Pünktlich um 22.40 Uhr enterten Kettcar die Mainstage. Und es war mir ein Genuss, diese Band zum ersten Mal live erleben zu dürfen. Fünf LCD-Wände nahmen das Publikum mit auf eine Videoreise durch Hamburgs Straßen, während Marcus Wiebusch mit warmer, sonorer Stimme „Trostbrücke Süd“ anstimmte. Ein atmosphärischer Song über die Verlorenen im Frühbus, der in einem skurillen Moment an der Endstation gipfelt, wenn alle verbliebenen Fahrgäste auf ihre Sitze steigen und dem Busfahrer skandieren: „Wenn du das Radio ausmachst, wird die Scheißmusik auch nicht besser“. Wie geil ist das denn? Und wie perfekt wirkt dieser Song in nächtlicher Konzertkulisse?

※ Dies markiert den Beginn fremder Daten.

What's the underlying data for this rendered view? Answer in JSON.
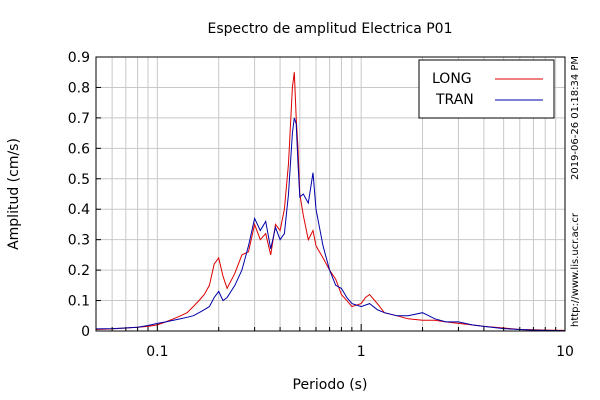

Das neue Album „Ich vs. wir“ stand deutlich im Mittelpunkt des Konzerts, doch auch die Klassiker kamen nicht zu kurz. „Graceland“ wurde angekündigt als „Song vom würdevollen Älterwerden“ – und das ist es auch, was Kettcar nach fünfjähriger Schaffenspause gerade tun: Aus der lauten Rockband ist eine nachdenkliche Truppe geworden, die mit ihrem Politpunk (so bezeichnet es Wiebusch gern selbst auf den Konzerten) immer noch wichtige Geschichten erzählt, den Fokus aber mehr aufs Erzählen als aufs eingängige Abfeiern legt. So kam dann auch die wichtige Erzählung „Sommer ’89“ recht früh im Set, in die Wiebusch soviel Text gelegt hat, dass er ihn gar nicht mehr singen kann, sondern in Form eines musikalischen Hörspiels (inklusive Video im Hintergrund) interpretiert und mit den Worten beschließt: „Helfen durch Zäune ist ein zutiefst menschlicher Akt.“
Dann mit „Wagenburg“ quasi der Song zum Albumtitel, vom Egoismus der sogenannten besorgten Bürger und Wir-sind-das-Volk-Brüller: „Wo Egoschweine erst alleine / Und dann zusammen, nur an sich denkend / Sich zu einem Wir verlieren“. Damit gab es genug zum Nachdenken und Kettcar ließen einen drei Songs umfassenden Emo-Block mit Liebesliedern folgen. Nicht alle mit gutem Ausgang, wie der Wochenend-Beziehungssong „48 Stunden“ zeigte, aber dann auch gemütlich und fröhlich wie im Klassiker „Balu“.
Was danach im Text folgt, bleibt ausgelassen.